A stock exchange is a public or private institution that allows the sale and purchase of securities (such as shares and bonds) or certain types of goods. The role of a stock exchange is to bring together those who want to buy and those who want to sell and help determine the price at which those who want to sell are ready to sell and at which those who want to buy are ready to buy. Prices are set according to the rules of supply and demand.
All international financial centers have their stock exchange where securities are traded. The largest stock exchange in the world – and probably the best known – is the New York Stock Exchange (NYSE), followed on the second place by the NASDAQ, an electronic trading platform on which mainly securities of the technology sector are traded. The main European Stock Exchange is the London Stock Exchange.
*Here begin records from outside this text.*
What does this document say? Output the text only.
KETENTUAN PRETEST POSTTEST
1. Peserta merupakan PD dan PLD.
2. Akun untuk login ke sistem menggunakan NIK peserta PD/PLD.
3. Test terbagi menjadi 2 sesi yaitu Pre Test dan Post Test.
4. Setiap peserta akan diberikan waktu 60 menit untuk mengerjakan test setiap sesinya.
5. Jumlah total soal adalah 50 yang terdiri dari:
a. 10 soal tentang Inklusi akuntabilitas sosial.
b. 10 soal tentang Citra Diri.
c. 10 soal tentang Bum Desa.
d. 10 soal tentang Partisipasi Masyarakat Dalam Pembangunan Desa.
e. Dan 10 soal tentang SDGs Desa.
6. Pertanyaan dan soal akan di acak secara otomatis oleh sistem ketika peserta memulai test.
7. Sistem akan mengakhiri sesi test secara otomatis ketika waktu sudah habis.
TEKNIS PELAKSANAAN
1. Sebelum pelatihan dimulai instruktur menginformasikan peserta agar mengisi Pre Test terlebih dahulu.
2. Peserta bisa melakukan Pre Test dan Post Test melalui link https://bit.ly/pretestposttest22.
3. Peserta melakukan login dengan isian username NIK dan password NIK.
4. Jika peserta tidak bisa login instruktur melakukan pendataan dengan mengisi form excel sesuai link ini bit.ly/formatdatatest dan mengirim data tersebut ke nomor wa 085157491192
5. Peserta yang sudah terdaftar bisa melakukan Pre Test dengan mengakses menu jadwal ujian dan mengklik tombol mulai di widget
Commodity exchanges are less numerous. The best known is the Chicago Mercantile Exchange in the United States, where commodities and agricultural products such as oil, wheat, corn, sugar, cotton, cocoa and coffee are traded. The London Metal Exchange has specialized in the trading of industrial metals such as copper, aluminum and tin.
Private investors have no direct access to a stock exchange. If they want to buy or sell securities, they need to contact a bank or a specialized intermediary.
To give investors an idea of the evolution of stock prices, stock markets – and more often, specialized companies – calculate a range of market indices that reflect the price movements of the largest companies listed on a specific stock exchange.